The worst part of the whole situation though was I could feel my creativity falling away, feeling my mind getting feeble. I was the kid who read constantly but during my recovery period I could barely concentrate long enough to watch the Food Network! (Yes the Food Network sustained me when I couldn't eat. Yes, it's weird, I know.)
Even though I probably nearly died (maybe - I know my doctor was worried there for a bit but found that out long after I was out of the hospital) what worried me the most was that I might have lost my creative spark, my ability to write.
I know I'm not the only one this has happened to, but damn if it wasn't scary.
I'm glad to say I can still write.
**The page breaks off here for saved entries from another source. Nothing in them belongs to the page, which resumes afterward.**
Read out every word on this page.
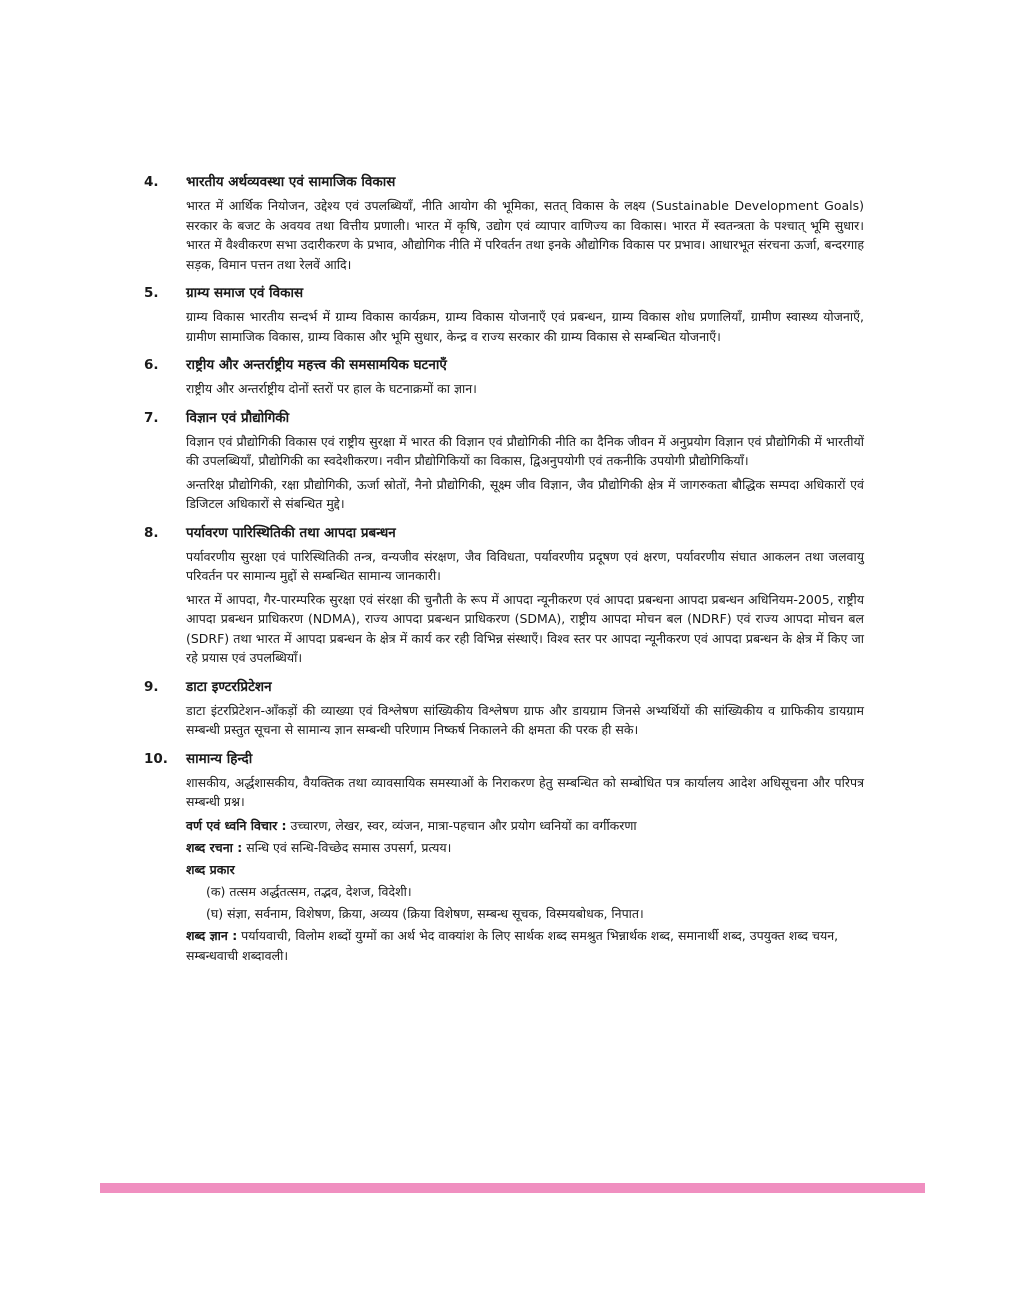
4.	भारतीय अर्थव्यवस्था एवं सामाजिक विकास

भारत में आर्थिक नियोजन, उद्देश्य एवं उपलब्धियाँ, नीति आयोग की भूमिका, सतत् विकास के लक्ष्य (Sustainable Development Goals) सरकार के बजट के अवयव तथा वित्तीय प्रणाली। भारत में कृषि, उद्योग एवं व्यापार वाणिज्य का विकास। भारत में स्वतन्त्रता के पश्चात् भूमि सुधार। भारत में वैश्वीकरण सभा उदारीकरण के प्रभाव, औद्योगिक नीति में परिवर्तन तथा इनके औद्योगिक विकास पर प्रभाव। आधारभूत संरचना ऊर्जा, बन्दरगाह सड़क, विमान पत्तन तथा रेलवें आदि।

5.	ग्राम्य समाज एवं विकास

ग्राम्य विकास भारतीय सन्दर्भ में ग्राम्य विकास कार्यक्रम, ग्राम्य विकास योजनाएँ एवं प्रबन्धन, ग्राम्य विकास शोध प्रणालियाँ, ग्रामीण स्वास्थ्य योजनाएँ, ग्रामीण सामाजिक विकास, ग्राम्य विकास और भूमि सुधार, केन्द्र व राज्य सरकार की ग्राम्य विकास से सम्बन्धित योजनाएँ।

6.	राष्ट्रीय और अन्तर्राष्ट्रीय महत्त्व की समसामयिक घटनाएँ

राष्ट्रीय और अन्तर्राष्ट्रीय दोनों स्तरों पर हाल के घटनाक्रमों का ज्ञान।

7.	विज्ञान एवं प्रौद्योगिकी

विज्ञान एवं प्रौद्योगिकी विकास एवं राष्ट्रीय सुरक्षा में भारत की विज्ञान एवं प्रौद्योगिकी नीति का दैनिक जीवन में अनुप्रयोग विज्ञान एवं प्रौद्योगिकी में भारतीयों की उपलब्धियाँ, प्रौद्योगिकी का स्वदेशीकरण। नवीन प्रौद्योगिकियों का विकास, द्विअनुपयोगी एवं तकनीकि उपयोगी प्रौद्योगिकियाँ।

अन्तरिक्ष प्रौद्योगिकी, रक्षा प्रौद्योगिकी, ऊर्जा स्रोतों, नैनो प्रौद्योगिकी, सूक्ष्म जीव विज्ञान, जैव प्रौद्योगिकी क्षेत्र में जागरुकता बौद्धिक सम्पदा अधिकारों एवं डिजिटल अधिकारों से संबन्धित मुद्दे।

8.	पर्यावरण पारिस्थितिकी तथा आपदा प्रबन्धन

पर्यावरणीय सुरक्षा एवं पारिस्थितिकी तन्त्र, वन्यजीव संरक्षण, जैव विविधता, पर्यावरणीय प्रदूषण एवं क्षरण, पर्यावरणीय संघात आकलन तथा जलवायु परिवर्तन पर सामान्य मुद्दों से सम्बन्धित सामान्य जानकारी।

भारत में आपदा, गैर-पारम्परिक सुरक्षा एवं संरक्षा की चुनौती के रूप में आपदा न्यूनीकरण एवं आपदा प्रबन्धना आपदा प्रबन्धन अधिनियम-2005, राष्ट्रीय आपदा प्रबन्धन प्राधिकरण (NDMA), राज्य आपदा प्रबन्धन प्राधिकरण (SDMA), राष्ट्रीय आपदा मोचन बल (NDRF) एवं राज्य आपदा मोचन बल (SDRF) तथा भारत में आपदा प्रबन्धन के क्षेत्र में कार्य कर रही विभिन्न संस्थाएँ। विश्व स्तर पर आपदा न्यूनीकरण एवं आपदा प्रबन्धन के क्षेत्र में किए जा रहे प्रयास एवं उपलब्धियाँ।

9.	डाटा इण्टरप्रिटेशन

डाटा इंटरप्रिटेशन-आँकड़ों की व्याख्या एवं विश्लेषण सांख्यिकीय विश्लेषण ग्राफ और डायग्राम जिनसे अभ्यर्थियों की सांख्यिकीय व ग्राफिकीय डायग्राम सम्बन्धी प्रस्तुत सूचना से सामान्य ज्ञान सम्बन्धी परिणाम निष्कर्ष निकालने की क्षमता की परक ही सके।

10.	सामान्य हिन्दी

शासकीय, अर्द्धशासकीय, वैयक्तिक तथा व्यावसायिक समस्याओं के निराकरण हेतु सम्बन्धित को सम्बोधित पत्र कार्यालय आदेश अधिसूचना और परिपत्र सम्बन्धी प्रश्न।

वर्ण एवं ध्वनि विचार : उच्चारण, लेखर, स्वर, व्यंजन, मात्रा-पहचान और प्रयोग ध्वनियों का वर्गीकरणा
शब्द रचना : सन्धि एवं सन्धि-विच्छेद समास उपसर्ग, प्रत्यय।
शब्द प्रकार
(क) तत्सम अर्द्धतत्सम, तद्भव, देशज, विदेशी।
(घ) संज्ञा, सर्वनाम, विशेषण, क्रिया, अव्यय (क्रिया विशेषण, सम्बन्ध सूचक, विस्मयबोधक, निपात।
शब्द ज्ञान : पर्यायवाची, विलोम शब्दों युग्मों का अर्थ भेद वाक्यांश के लिए सार्थक शब्द समश्रुत भिन्नार्थक शब्द, समानार्थी शब्द, उपयुक्त शब्द चयन, सम्बन्धवाची शब्दावली।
Now my fiction writing output has been negligible that last year because I've been schooling online to become a tech writer in addition to joining a gym and working with a trainer.
I've done the gym route before but this was the first time I've had a regular trainer and this brings me to the point I wanted to make. Today I went to kendo as regular and as has been happening lately I was just a little bit better than before. On top of that, after the class I wasn't as sore as before, meaning all the mental energy I would have used for pain management can go elsewhere, such as writing this post.
I could go on and on about this, but the truth is I'm excited about what this means. If I can keep up my training then when I finish my schooling or even before then I can get back into writing fiction, back into working towards the writing career I've always dreamed about.
I'm not there yet but each day brings me closer.